American war veteran (1932–2022)

David Althoff (May 5, 1932 – March 8, 2022) was an American veteran known for his heroic acts during the Vietnam War. David Althoff flew 1080 combat missions in Vietnam and lead over 700 men in his career.

Althoff enlisted in the United States Navy in November 1952 for the Korean War in fear of the draft. After completing 18 months of flight school and graduating in the top 10 percent of his class, David Alhoff was commissioned as a Marine Corps 2nd Lieutenant. In 1954, he was deployed to Korea and then transferred to Osugi, Japan after five months to join Marine Attack Squadron 251. In Osugi he underwent training to deliver atomic bombs and became one of eight qualified pilots for this task after 15 months in Osugi, Japan.

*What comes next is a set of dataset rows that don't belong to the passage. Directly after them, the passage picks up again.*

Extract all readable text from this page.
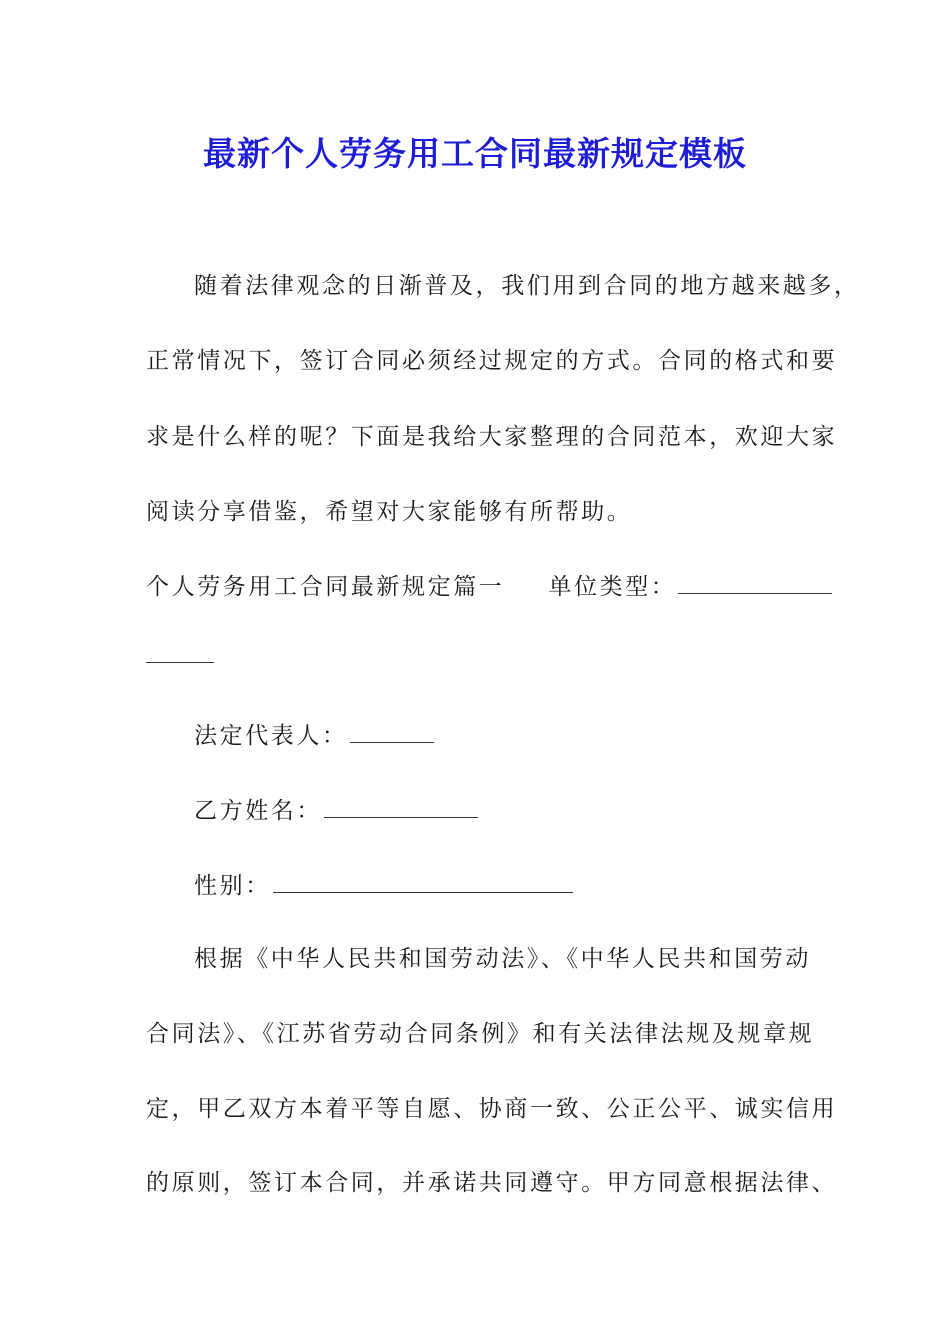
最新个人劳务用工合同最新规定模板
随着法律观念的日渐普及，我们用到合同的地方越来越多，
正常情况下，签订合同必须经过规定的方式。合同的格式和要
求是什么样的呢？下面是我给大家整理的合同范本，欢迎大家
阅读分享借鉴，希望对大家能够有所帮助。
个人劳务用工合同最新规定篇一 单位类型：
法定代表人：
乙方姓名：
性别：
根据《中华人民共和国劳动法》、《中华人民共和国劳动
合同法》、《江苏省劳动合同条例》和有关法律法规及规章规
定，甲乙双方本着平等自愿、协商一致、公正公平、诚实信用
的原则，签订本合同，并承诺共同遵守。甲方同意根据法律、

On February 21, 1968, he flew CH-46 helicopters to resupply the Khe Sanh Combat Base with water and ammo. During that time his aircraft suffered numerous hits from enemy's automatic weapons and mortars. On May 13, 1968, he was in charge of reconnaissance aircraft. During that time he landed both of them safely in a grassland, 200 m away from mortar attacks. On July 3, 1968, he flew two Sea Knights back-to-back hovering over 1500 ft in an attempt to resupply the base.

He won multiple awards including "Aviator of the Year" in 1968, three silver stars, three Distinguished Flying Cross, a bronze star, and 54 air medals. He also received the Cunningham Award and was a developer of SuperGaggle. He reached the rank of Lieutenant Colonel before retiring in 1972.

Lt.Col. David Althoff died on March 8, 2022, at the age of 89 from leukemia.